The Johnson-Neyman procedure, probing interactions with continuous moderators, was performed to determine regions of significance of the interaction effect. This procedure indicates the value of the moderator (i.e., the specific score of the FRPI) at which the interaction effect becomes significant. The advantage of this method is that it provides a more complete picture of the interaction effect and does not require an arbitrary dichotomization of the moderating variable (57).
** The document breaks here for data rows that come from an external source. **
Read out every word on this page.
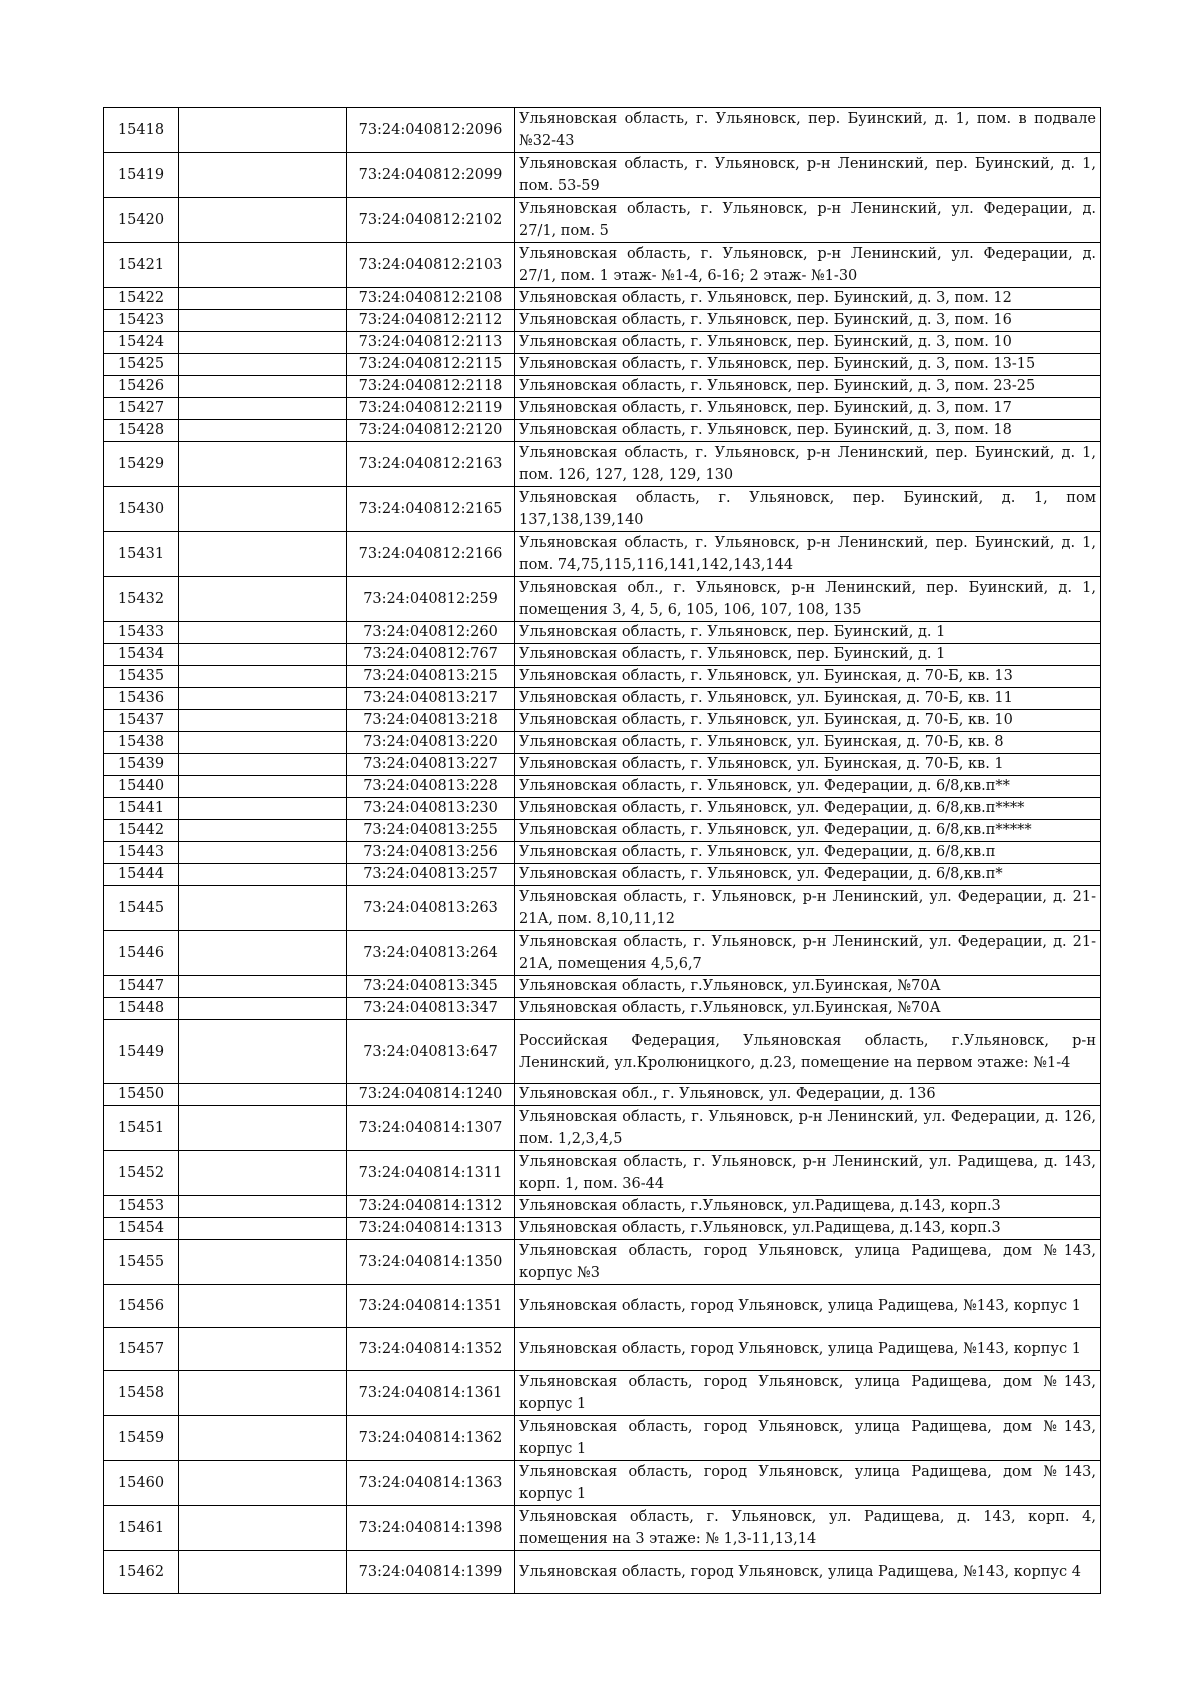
15418		73:24:040812:2096	Ульяновская область, г. Ульяновск, пер. Буинский, д. 1, пом. в подвале №32-43
15419		73:24:040812:2099	Ульяновская область, г. Ульяновск, р-н Ленинский, пер. Буинский, д. 1, пом. 53-59
15420		73:24:040812:2102	Ульяновская область, г. Ульяновск, р-н Ленинский, ул. Федерации, д. 27/1, пом. 5
15421		73:24:040812:2103	Ульяновская область, г. Ульяновск, р-н Ленинский, ул. Федерации, д. 27/1, пом. 1 этаж- №1-4, 6-16; 2 этаж- №1-30
15422		73:24:040812:2108	Ульяновская область, г. Ульяновск, пер. Буинский, д. 3, пом. 12
15423		73:24:040812:2112	Ульяновская область, г. Ульяновск, пер. Буинский, д. 3, пом. 16
15424		73:24:040812:2113	Ульяновская область, г. Ульяновск, пер. Буинский, д. 3, пом. 10
15425		73:24:040812:2115	Ульяновская область, г. Ульяновск, пер. Буинский, д. 3, пом. 13-15
15426		73:24:040812:2118	Ульяновская область, г. Ульяновск, пер. Буинский, д. 3, пом. 23-25
15427		73:24:040812:2119	Ульяновская область, г. Ульяновск, пер. Буинский, д. 3, пом. 17
15428		73:24:040812:2120	Ульяновская область, г. Ульяновск, пер. Буинский, д. 3, пом. 18
15429		73:24:040812:2163	Ульяновская область, г. Ульяновск, р-н Ленинский, пер. Буинский, д. 1, пом. 126, 127, 128, 129, 130
15430		73:24:040812:2165	Ульяновская область, г. Ульяновск, пер. Буинский, д. 1, пом 137,138,139,140
15431		73:24:040812:2166	Ульяновская область, г. Ульяновск, р-н Ленинский, пер. Буинский, д. 1, пом. 74,75,115,116,141,142,143,144
15432		73:24:040812:259	Ульяновская обл., г. Ульяновск, р-н Ленинский, пер. Буинский, д. 1, помещения 3, 4, 5, 6, 105, 106, 107, 108, 135
15433		73:24:040812:260	Ульяновская область, г. Ульяновск, пер. Буинский, д. 1
15434		73:24:040812:767	Ульяновская область, г. Ульяновск, пер. Буинский, д. 1
15435		73:24:040813:215	Ульяновская область, г. Ульяновск, ул. Буинская, д. 70-Б, кв. 13
15436		73:24:040813:217	Ульяновская область, г. Ульяновск, ул. Буинская, д. 70-Б, кв. 11
15437		73:24:040813:218	Ульяновская область, г. Ульяновск, ул. Буинская, д. 70-Б, кв. 10
15438		73:24:040813:220	Ульяновская область, г. Ульяновск, ул. Буинская, д. 70-Б, кв. 8
15439		73:24:040813:227	Ульяновская область, г. Ульяновск, ул. Буинская, д. 70-Б, кв. 1
15440		73:24:040813:228	Ульяновская область, г. Ульяновск, ул. Федерации, д. 6/8,кв.п**
15441		73:24:040813:230	Ульяновская область, г. Ульяновск, ул. Федерации, д. 6/8,кв.п****
15442		73:24:040813:255	Ульяновская область, г. Ульяновск, ул. Федерации, д. 6/8,кв.п*****
15443		73:24:040813:256	Ульяновская область, г. Ульяновск, ул. Федерации, д. 6/8,кв.п
15444		73:24:040813:257	Ульяновская область, г. Ульяновск, ул. Федерации, д. 6/8,кв.п*
15445		73:24:040813:263	Ульяновская область, г. Ульяновск, р-н Ленинский, ул. Федерации, д. 21-21А, пом. 8,10,11,12
15446		73:24:040813:264	Ульяновская область, г. Ульяновск, р-н Ленинский, ул. Федерации, д. 21-21А, помещения 4,5,6,7
15447		73:24:040813:345	Ульяновская область, г.Ульяновск, ул.Буинская, №70А
15448		73:24:040813:347	Ульяновская область, г.Ульяновск, ул.Буинская, №70А
15449		73:24:040813:647	Российская Федерация, Ульяновская область, г.Ульяновск, р-н Ленинский, ул.Кролюницкого, д.23, помещение на первом этаже: №1-4
15450		73:24:040814:1240	Ульяновская обл., г. Ульяновск, ул. Федерации, д. 136
15451		73:24:040814:1307	Ульяновская область, г. Ульяновск, р-н Ленинский, ул. Федерации, д. 126, пом. 1,2,3,4,5
15452		73:24:040814:1311	Ульяновская область, г. Ульяновск, р-н Ленинский, ул. Радищева, д. 143, корп. 1, пом. 36-44
15453		73:24:040814:1312	Ульяновская область, г.Ульяновск, ул.Радищева, д.143, корп.3
15454		73:24:040814:1313	Ульяновская область, г.Ульяновск, ул.Радищева, д.143, корп.3
15455		73:24:040814:1350	Ульяновская область, город Ульяновск, улица Радищева, дом №143, корпус №3
15456		73:24:040814:1351	Ульяновская область, город Ульяновск, улица Радищева, №143, корпус 1
15457		73:24:040814:1352	Ульяновская область, город Ульяновск, улица Радищева, №143, корпус 1
15458		73:24:040814:1361	Ульяновская область, город Ульяновск, улица Радищева, дом №143, корпус 1
15459		73:24:040814:1362	Ульяновская область, город Ульяновск, улица Радищева, дом №143, корпус 1
15460		73:24:040814:1363	Ульяновская область, город Ульяновск, улица Радищева, дом №143, корпус 1
15461		73:24:040814:1398	Ульяновская область, г. Ульяновск, ул. Радищева, д. 143, корп. 4, помещения на 3 этаже: № 1,3-11,13,14
15462		73:24:040814:1399	Ульяновская область, город Ульяновск, улица Радищева, №143, корпус 4
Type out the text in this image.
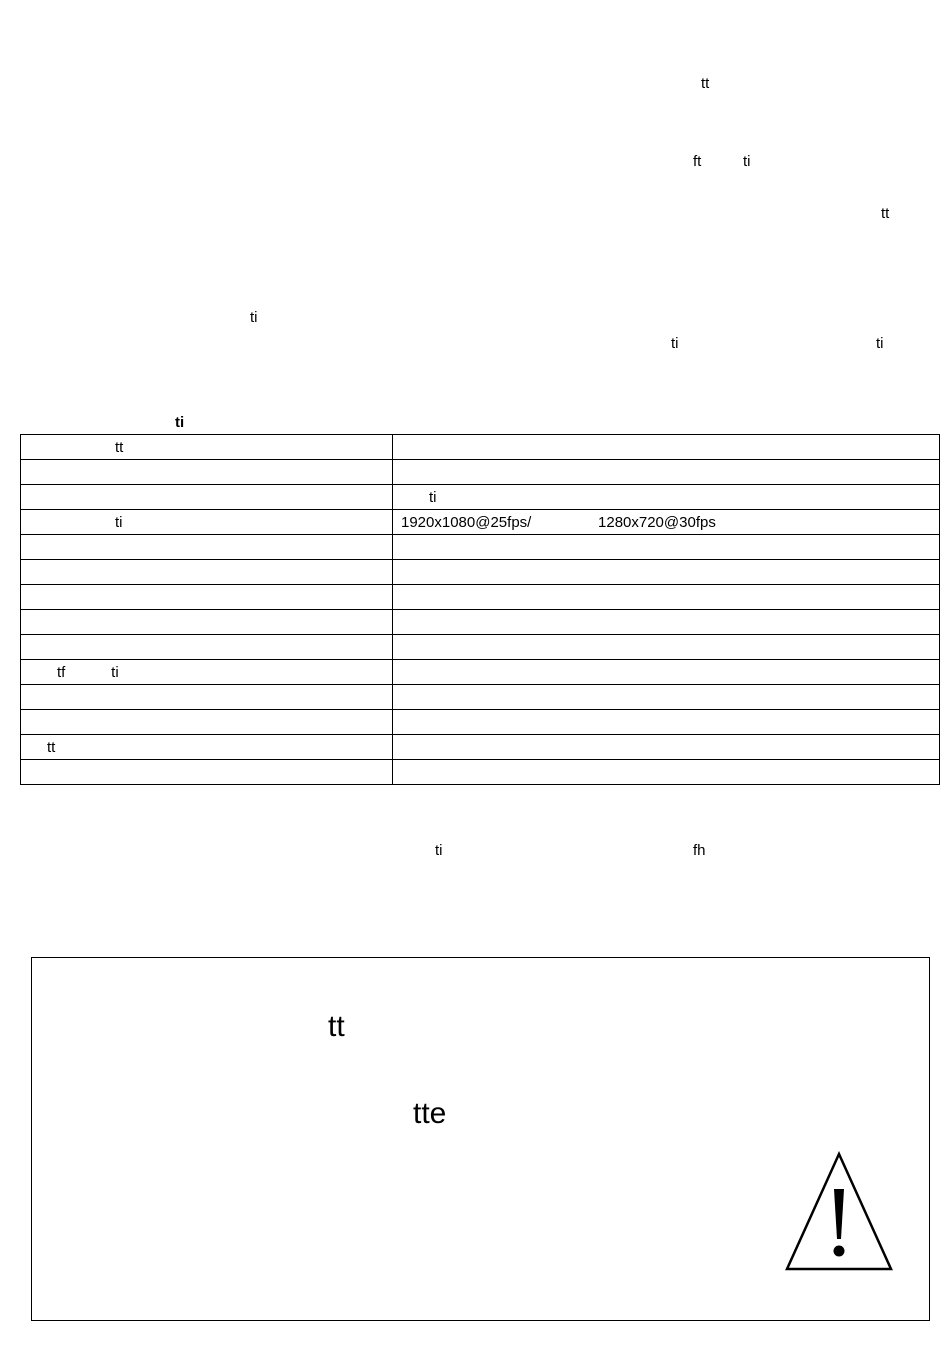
tt
ft	ti
tt
ti
ti	ti
ti
tt	

	ti
ti	1920x1080@25fps/                1280x720@30fps

tf           ti	

tt	

ti	fh
tt
tte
Regression analyses were conducted to test for the presence of a time effect when the interaction effect was not significant. These analyses controlled for participant characteristics (e.g., level of education, prior experience, type of organization) previously associated in the literature with participants’ attitudes, training needs or self-efficacy (12,58,59). The analyses also controlled for the length of time between pre-test and post-test, since it varied between one and two years depending on participants.
Preliminary analyses involving sociodemographic data showed that only two control variables were significant predictors in some tested models: practitioners’ prior experience working with families (in number of years) and community membership (i.e., working in one health catchment area or the other). Including these variables as covariates did not change the direction, magnitude or significance of the results. More parsimonious models excluding these covariates are thus presented below.